MLA for Vancouver City
- In office 1924–1928

Personal details
- Born: July 19, 1852 Gore, Beverley Township, Canada West
- Died: June 2, 1937 (aged 84) Vancouver, British Columbia, Canada
- Party: Liberal Party of British Columbia
- Children: William Culham Woodward Percival Woodward
- Occupation: businessman

= Charles A. Woodward =

Canadian politician

Charles A. Woodward (July 19, 1852 – June 2, 1937) was the founder of Woodward's Department Stores Limited and the father of William C. "Billy" Woodward, who became Lieutenant Governor of British Columbia from 1941 to 1946, and grandfather of Charles N. "Chunky" Woodward, who like his father and grandfather served as president of Woodward's Stores and became long-time owner of the Douglas Lake Cattle Company in the Nicola Valley. In addition to William C., had another son, Percival ("Puggy").

==Biography==
Born in a backwoods farm in Gore, Beverley Township, Ontario, he left home to become a storekeeper and in 1875 established his first store on Manitoulin Island. He moved to British Columbia in 1891 and in 1892 established his first store in Vancouver at Main and Georgia Streets in what is now Chinatown. On September 12 of that year, he opened a new store location at Hastings and Abbott Streets, incorporating Woodward's Department Stores Ltd in doing so. The store prospered greatly during the Klondike Gold Rush (1898-1903). Other stores followed in later years, beginning with Edmonton in 1926 and by 1975 totalling eighteen stores, making it the largest retailer in Western Canada. The building housing the flagship store is preserved and renovated as the Woodward's Building and remains a landmark within the city of Vancouver.

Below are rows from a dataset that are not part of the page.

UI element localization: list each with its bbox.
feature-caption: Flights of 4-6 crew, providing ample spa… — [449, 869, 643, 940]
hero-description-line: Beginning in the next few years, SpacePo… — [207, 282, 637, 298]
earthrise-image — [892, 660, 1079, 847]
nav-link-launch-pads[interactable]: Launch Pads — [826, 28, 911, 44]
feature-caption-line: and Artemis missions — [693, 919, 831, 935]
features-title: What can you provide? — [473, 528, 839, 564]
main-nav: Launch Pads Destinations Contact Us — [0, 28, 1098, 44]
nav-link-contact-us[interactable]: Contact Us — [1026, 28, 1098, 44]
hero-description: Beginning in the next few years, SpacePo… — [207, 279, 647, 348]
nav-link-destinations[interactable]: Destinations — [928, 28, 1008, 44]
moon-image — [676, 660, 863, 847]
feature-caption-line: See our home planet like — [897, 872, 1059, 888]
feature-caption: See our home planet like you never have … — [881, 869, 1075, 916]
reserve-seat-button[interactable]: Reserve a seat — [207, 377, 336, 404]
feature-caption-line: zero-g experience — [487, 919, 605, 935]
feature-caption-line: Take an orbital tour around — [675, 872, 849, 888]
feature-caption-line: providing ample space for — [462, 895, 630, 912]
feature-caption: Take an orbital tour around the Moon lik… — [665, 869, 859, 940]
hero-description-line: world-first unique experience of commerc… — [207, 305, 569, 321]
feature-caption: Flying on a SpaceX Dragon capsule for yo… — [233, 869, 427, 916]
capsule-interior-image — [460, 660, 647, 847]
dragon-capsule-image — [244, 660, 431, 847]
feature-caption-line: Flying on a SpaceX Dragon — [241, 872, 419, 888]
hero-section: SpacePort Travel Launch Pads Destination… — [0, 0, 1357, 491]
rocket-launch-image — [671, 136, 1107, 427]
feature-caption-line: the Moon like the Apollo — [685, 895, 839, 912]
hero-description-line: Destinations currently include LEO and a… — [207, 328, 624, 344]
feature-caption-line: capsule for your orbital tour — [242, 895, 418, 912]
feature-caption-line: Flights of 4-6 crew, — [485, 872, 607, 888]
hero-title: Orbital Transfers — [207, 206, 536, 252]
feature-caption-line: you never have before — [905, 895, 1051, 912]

In 1924, he was elected to the Legislative Assembly of British Columbia representing the Vancouver City riding as part of the Liberal Party of British Columbia government of John Oliver. In that election, he placed first among the 27 candidates vying for 6 positions in the Vancouver City riding. He did not seek re-election in the 1928 provincial election.

A member of the Acacia Lodge of the Grand Lodge of British Columbia of the International Order of Freemasonry, Woodward is interred in the only mausoleum to be found in the Masonic Cemetery in the Vancouver suburb of Burnaby.